Я гляжу на него и думаю: ее взяли или его? Скорее всего именно его. С тех пор он и стал тем, кого я сейчас вижу. Один на один с собственной виной и болью. И рассказывает он не мне, нет, а тому, кто сидит в нем, к нему и обращает он свой взгляд, к нему устремляет свои чувства. Он ничего не видит вокруг: ни зеленые леса у дороги, ни быструю речку, ни мои отчаянные усилия сохранить равновесие в кузове. Наш грузовик уже в низине. Город с темно-зелеными пятнами соснового леса на холмах бежит к нам навстречу.

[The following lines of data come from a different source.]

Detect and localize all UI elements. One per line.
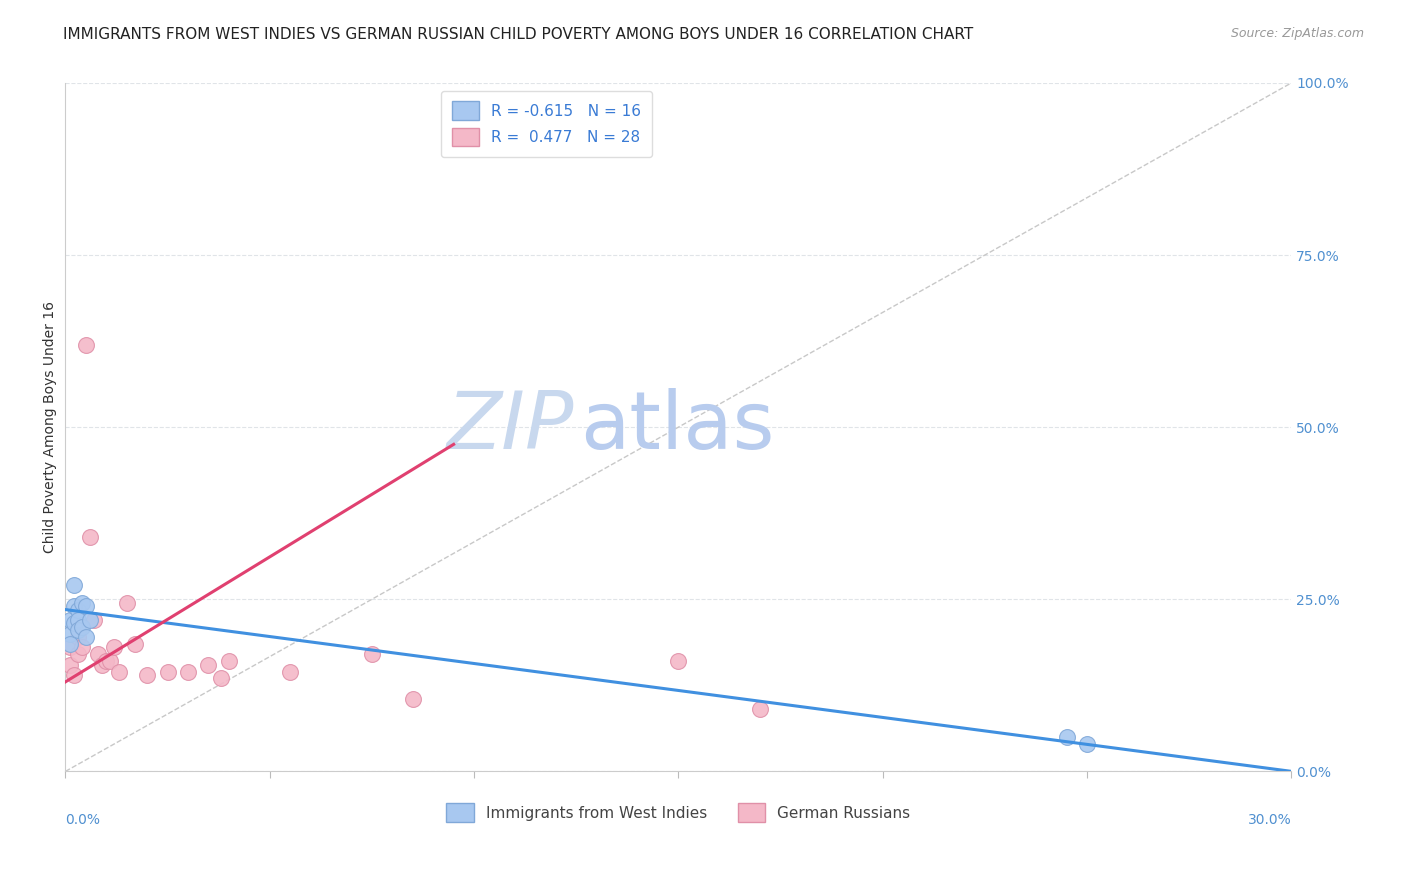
- Text: Source: ZipAtlas.com: Source: ZipAtlas.com: [1230, 27, 1364, 40]
- Point: [124, 637, 146, 651]
- Point: [1076, 737, 1098, 751]
- Point: [66, 630, 89, 644]
- Point: [62, 578, 84, 592]
- Point: [66, 613, 89, 627]
- Y-axis label: Child Poverty Among Boys Under 16: Child Poverty Among Boys Under 16: [44, 301, 58, 553]
- Point: [100, 654, 122, 668]
- Point: [361, 648, 384, 662]
- Point: [66, 602, 89, 616]
- Point: [58, 626, 80, 640]
- Point: [136, 668, 159, 682]
- Point: [79, 613, 101, 627]
- Text: 30.0%: 30.0%: [1247, 813, 1291, 827]
- Point: [58, 613, 80, 627]
- Point: [402, 692, 425, 706]
- Point: [58, 637, 80, 651]
- Point: [62, 599, 84, 614]
- Point: [115, 596, 138, 610]
- Point: [75, 337, 97, 351]
- Legend: Immigrants from West Indies, German Russians: Immigrants from West Indies, German Russ…: [436, 792, 921, 832]
- Point: [87, 648, 110, 662]
- Point: [278, 665, 301, 679]
- Point: [75, 599, 97, 614]
- Text: 0.0%: 0.0%: [66, 813, 100, 827]
- Point: [197, 657, 219, 672]
- Point: [209, 672, 232, 686]
- Point: [70, 620, 93, 634]
- Point: [156, 665, 179, 679]
- Point: [91, 657, 114, 672]
- Point: [58, 657, 80, 672]
- Point: [666, 654, 689, 668]
- Point: [66, 648, 89, 662]
- Point: [70, 596, 93, 610]
- Point: [66, 624, 89, 638]
- Point: [749, 702, 772, 716]
- Point: [177, 665, 200, 679]
- Point: [103, 640, 125, 655]
- Point: [70, 640, 93, 655]
- Point: [75, 630, 97, 644]
- Point: [79, 530, 101, 544]
- Text: atlas: atlas: [581, 388, 775, 467]
- Point: [107, 665, 129, 679]
- Text: ZIP: ZIP: [447, 388, 574, 467]
- Point: [83, 613, 105, 627]
- Point: [96, 654, 118, 668]
- Point: [58, 640, 80, 655]
- Point: [62, 616, 84, 631]
- Point: [62, 668, 84, 682]
- Text: IMMIGRANTS FROM WEST INDIES VS GERMAN RUSSIAN CHILD POVERTY AMONG BOYS UNDER 16 : IMMIGRANTS FROM WEST INDIES VS GERMAN RU…: [63, 27, 973, 42]
- Point: [1056, 730, 1078, 744]
- Point: [218, 654, 240, 668]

Забрали ее утром. Пришла машина. И белый халат был. Сказали — врач. Когда она поняла, кто приехал, сунула руку под подушку за пистолетом, но я его еще раньше спрятал, чтобы она не выкинула какую-нибудь глупость. Так я ее и запомнил с рукой под подушкой, с двумя крупными слезинками на лице и со словами: «Папа, не ожидала…» И взяли ее. Пошел я по следам машины, вышел за село. Пыль разнесло ветром. Сел я на камень и заплакал. По матери ее не уронил ни слезы, а по ней заплакал. Горан, что ты сделал, говорю себе, что? Дитя свое предал… Поднимаюсь и тихо иду в управу. Кум, говорю, что мы сделали? Хорошо ты сделал, говорит, что нам сообщил. Вылечат ее, поправится, вернется домой, песни тебе будет петь. Не переживай! Вернулся я домой и стал ждать вестей. Но кто их принесет? Некому! Кругом — обман. Бессонница все больше угнетала меня. Допоздна сидел под лозницей, но кум не заходил, старался проскочить мимо. Если встречал — смотрел в сторону. Спрашиваю, кум, есть что-нибудь новое? Скоро, говорит, ее вылечат. А могу ли я пойти ее навестить, кум? Ты не представляешь себе это дело, говорит… не гражданская там больница, там… люди, но не совсем обычные люди… Всякого туда не пускают… Тогда что же это, говорю. Подождем когда вылечится, говорит. И стал я ждать, а тревога моя не унималась, а росла. Однажды вхожу в корчму — такой стоял шум и гам, и вдруг — тишина. Оглядываюсь, хочу понять, почему все замолчали, и не могу понять. Спрашиваю Тромбу, чем я не угодил, а он испуганно отодвигается и что-то невнятно бормочет. Ничего я не понял. Вернулся домой, но не сидится и дома. Снял косу с балки, наточил, бросил железные вилы в тележку, запряг ослика и направился в луга. Решил, скошу позднее сено, для осла пригодится. Косил до заката. Набросал сена в телегу, воткнул вилы и поехал. Возле управы остановился, чтобы повидаться с кумом. Вхожу в канцелярию. Он и старший сержант. Добрый день, добрый день. И молчат. Потом старший сержант вышел. Стою у дверей, но староста не приглашает меня сесть. Он и не смотрит на меня. Что-то тут не так думаю, и говорю:
— Ну, кум?.. — будто знаю что-то.
— Что? — спрашивает.
— Ты староста, кум, ты и скажи…
— Что я тебе могу сказать… ты же знаешь…
— Знаю, знаю, — говорю, с трудом проглатываю слюну. — Знаю, но лучше ты мне скажи…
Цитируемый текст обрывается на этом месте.